Totally. Every time some one would ask me and we would get into this war of words, or Brett said this, and I'd have something to come back with, he'd come back with something, but at the end of the day, he's still the guy I spent fifteen years of my life being out on the road with, experiencing things that only band mates can experience. So you're no longer just buds from the valley, you are family. I've spent more time with these guys than I have with my own children. That's pretty radical, that's a pretty heavy thing to say, and I don't say it proudly, I say it factually. So even though we seem to be in a problematic world with each other, it didn't make the reality go away that we're really family no matter what.
And that probably comes across best on this record. The previous records seemed a bit processed and forced.
You know what I think? Stranger than Fiction was a great record, but I think in a sense, it was a great record for Brett.
He wrote all the singles.
He wrote all the singles. In a sense, that was the record he wrote and retired on.
The one he could walk off on?
Right. Fuck it, I did it and I'm out of here, and I can hold my head up, which was great. I think Gregg did an amazing job with the Gray Race, and Brian Baker brought an arnazing amount of guitar work to that album as well. I think Brian stepped up as the new guy, not trying to write new songs, but bringing a lot of new talent and there's some ideas that Gregg would not have thought of on his own. I think that album is a sleeper, and people will go back and go, that is a great fucking record. No Substance, what can five guys do in the studio given an insane amount of time and nothing better to do? That's what that record was. That's a fact. I don't mean that as a slag, that's a reality.
But the Gray Race b-sides, like "The Dodo," are great.
Fucking great. The choruses are weak, but the beginning and the verse of the Dodo is arnazing, but the reason that song failed is because the chorus was weak. Once that, "It's the way of the Dodo" kicked in, it was like no, you lost me there, because you had me going with that "I see a white haired man, he's got a suit on him..." and I'm going with it, then it opens up into this fruity melodic thing, and it's like, that's too bad. Sorry. Next. But that's why it goes away. The one song that I think of when I think of songs that are b-sides, well, I think there's two songs now, but I think that "The Fast Life" is a great song that did not go on the record, and "News From the Front" from Stranger Than Fiction. Those were two great songs. And Andy Wallace, when he heard that "News from the Front" hadn't made it on the record said, you've got to be joking. I just looked at him and said, unfortunately, it's not. We say that till this day, "Oh, you're joking."

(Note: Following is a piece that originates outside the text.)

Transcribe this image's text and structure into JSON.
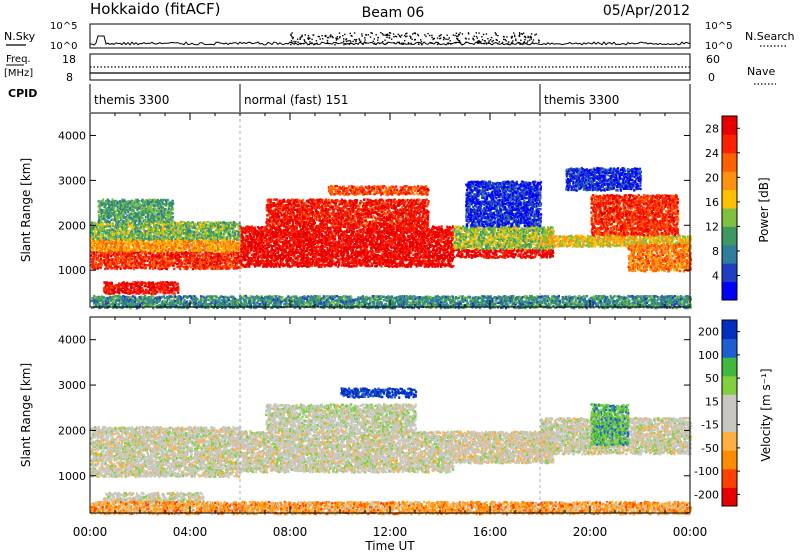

You could have sold another million copies!
I don't know about that, but I thought that it was a great song.
It's for the box set.
We've tried to generally put everything we've recorded out somewhere. I think there's maybe three songs at most that kind of disappeared, that we played a couple of times, but we didn't record them.
There are so many bands that hide things in the vaults, and you have to wait for bootlegs.
Trust me, I think people have this impression that we make these albums...
You recorded sixty songs, but only released twenty!
No, you just throw everything out there that you can. I think that some of the songs, well like on this album, I think there's two or three songs that didn't go on this one, one of them because Brett didn't like the way it came out, and he wrote it. He goes, I didn't like the way turned out, and I want to save it, and I don't want to put it out anywhere, but try it again later. Try again on the next record and see if we can't do it better. I kind of thought, that was part of that next record discussion we were having, and I laughed and said, I like the optimism, the idea that we will be making a next record. So, we already have a song (laughs). That's one down. I'm not really thinking about that at all. I'm not really thinking about anything right now.
And that's a good place?
Yes, it is. I don't think about anything.